I worry sometimes that Patagonia is an example of one, a solitary exception to how businesses generally operate. Do you think that approach is really being applied more broadly within businesses?
Yes, but not systematically. There is no doubt that it is easier for a privately owned company. It is much easier for a family controlled company. It is easier for a smaller company to do these things systematically, and we should ask ourselves why. There's a lot of reasons, but a lot of it comes down to the perversion of the fiduciary responsibilities of public companies. This is a whole other tangent that we could go down: court findings of a hundred years ago when the Dodge brothers sued Henry Ford and determined that Henry Ford had an obligation to his investors to make money. That spread, pervaded everything. It became not just that you have a responsibility to make money, but it started to metastasize to you have to make money immediately, in the next quarterly report. You have to constantly please Wall Street analysts. That kind of short-term thinking, rather than long-term sustainability and resilience, is antithetical to sustainability and to the long-term resilience of a company.

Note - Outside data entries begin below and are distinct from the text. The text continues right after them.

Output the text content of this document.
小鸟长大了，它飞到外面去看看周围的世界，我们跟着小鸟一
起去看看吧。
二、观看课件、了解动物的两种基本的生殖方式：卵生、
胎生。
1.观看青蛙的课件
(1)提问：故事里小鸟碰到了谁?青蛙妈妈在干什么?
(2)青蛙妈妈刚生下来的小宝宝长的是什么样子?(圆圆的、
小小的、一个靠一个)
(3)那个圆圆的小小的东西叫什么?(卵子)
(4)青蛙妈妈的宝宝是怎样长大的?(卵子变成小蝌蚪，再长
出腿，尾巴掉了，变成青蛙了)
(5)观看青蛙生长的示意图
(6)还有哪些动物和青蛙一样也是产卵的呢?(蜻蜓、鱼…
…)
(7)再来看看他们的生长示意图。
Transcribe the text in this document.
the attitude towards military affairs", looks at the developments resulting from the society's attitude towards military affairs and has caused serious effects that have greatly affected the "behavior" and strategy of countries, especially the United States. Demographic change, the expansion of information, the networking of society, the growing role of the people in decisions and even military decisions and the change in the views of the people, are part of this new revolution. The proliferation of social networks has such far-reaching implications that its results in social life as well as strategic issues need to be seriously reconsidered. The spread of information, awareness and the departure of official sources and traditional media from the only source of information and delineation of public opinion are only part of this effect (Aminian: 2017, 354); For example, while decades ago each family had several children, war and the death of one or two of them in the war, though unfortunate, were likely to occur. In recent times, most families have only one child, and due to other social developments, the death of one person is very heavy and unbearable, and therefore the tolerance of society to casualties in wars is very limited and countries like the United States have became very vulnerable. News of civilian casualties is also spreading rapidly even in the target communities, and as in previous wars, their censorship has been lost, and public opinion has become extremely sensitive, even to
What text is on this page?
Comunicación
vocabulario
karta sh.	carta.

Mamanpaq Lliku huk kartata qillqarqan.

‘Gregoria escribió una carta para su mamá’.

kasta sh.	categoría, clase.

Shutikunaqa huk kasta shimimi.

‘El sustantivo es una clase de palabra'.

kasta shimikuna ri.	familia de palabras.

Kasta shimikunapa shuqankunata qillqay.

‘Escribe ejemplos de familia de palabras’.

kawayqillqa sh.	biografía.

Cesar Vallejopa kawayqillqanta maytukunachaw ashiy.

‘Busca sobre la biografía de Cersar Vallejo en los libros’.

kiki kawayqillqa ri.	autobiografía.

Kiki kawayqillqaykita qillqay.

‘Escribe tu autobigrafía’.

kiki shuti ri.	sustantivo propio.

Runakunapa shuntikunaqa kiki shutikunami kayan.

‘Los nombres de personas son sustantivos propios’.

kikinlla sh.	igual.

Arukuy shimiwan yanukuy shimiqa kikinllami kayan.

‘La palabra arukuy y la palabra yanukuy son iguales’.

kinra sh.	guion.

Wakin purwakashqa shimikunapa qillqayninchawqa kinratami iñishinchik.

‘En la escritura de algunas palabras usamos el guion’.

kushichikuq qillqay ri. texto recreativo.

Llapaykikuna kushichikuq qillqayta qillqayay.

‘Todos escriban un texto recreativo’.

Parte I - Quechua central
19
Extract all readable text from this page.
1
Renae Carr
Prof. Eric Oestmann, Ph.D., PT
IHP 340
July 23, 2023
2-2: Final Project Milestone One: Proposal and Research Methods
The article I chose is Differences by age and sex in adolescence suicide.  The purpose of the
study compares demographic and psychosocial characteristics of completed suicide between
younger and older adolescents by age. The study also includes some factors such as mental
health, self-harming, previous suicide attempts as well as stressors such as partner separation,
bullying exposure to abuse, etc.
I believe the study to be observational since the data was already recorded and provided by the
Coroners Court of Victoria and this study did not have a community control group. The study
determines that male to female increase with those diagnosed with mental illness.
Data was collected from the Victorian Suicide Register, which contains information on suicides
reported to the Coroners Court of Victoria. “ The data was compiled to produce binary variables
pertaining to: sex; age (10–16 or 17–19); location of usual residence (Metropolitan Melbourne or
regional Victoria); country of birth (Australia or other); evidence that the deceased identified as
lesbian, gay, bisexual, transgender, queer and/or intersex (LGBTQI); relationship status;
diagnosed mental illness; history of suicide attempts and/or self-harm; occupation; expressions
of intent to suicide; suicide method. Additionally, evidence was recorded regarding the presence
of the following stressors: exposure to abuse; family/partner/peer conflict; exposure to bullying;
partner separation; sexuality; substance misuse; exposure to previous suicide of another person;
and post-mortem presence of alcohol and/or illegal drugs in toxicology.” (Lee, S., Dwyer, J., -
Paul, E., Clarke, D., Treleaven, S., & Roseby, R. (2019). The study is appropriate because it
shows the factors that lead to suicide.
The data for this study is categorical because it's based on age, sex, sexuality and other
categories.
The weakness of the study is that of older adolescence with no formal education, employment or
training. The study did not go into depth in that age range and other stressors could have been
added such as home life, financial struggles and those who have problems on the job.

What are you most excited about in these days in terms of sustainability innovation or practices?
There are more and more examples of where we're turning the world's biggest problems into the world's biggest opportunities. I'm hoping that 50 years from now, when people look back at the beginning of the century and say, 'What were the greatest achievements?' one of them might be that we converted one of the world's biggest problems, CO2 emissions into a wide range of products, materials, fuels, and building materials. And people are going to make a lot of money from the idea of changing the direction of the vector from problem to solution.
I'm lucky enough to be involved with a company called the Air Company, in Brooklyn, New York. It's based on some of the research where you split water into hydrogen and oxygen, you take CO2, and you can make ethanol. You can make a luxury vodka that is winning prizes all over the world for its taste. Now a rational person would say all the vodka in the world isn't going to make a dent in climate change. That was never the purpose. The purpose was to capture people's imagination that if you can make a carbon-negative vodka by using CO2, then you can use CO2 for all kinds of things. It becomes easy to imagine that it can become a sustainable aviation fuel. The Air Company just won a NASA competition to make rocket fuel, aviation fuels, and to make building materials to do these things.
So this idea of turning great civilization-wide problems into tremendous opportunities and productivity and performance and function, that's what excites me.
So if you capture CO2 at the point of emission or from the air, then you could use it for these commercial purposes?
Exactly. You're changing the driver to making it valuable so that you do want to capture it so that you can actually make money from the capture and transformation. So, yes, there's a driver now to capture at the point of release or capture it in whatever way.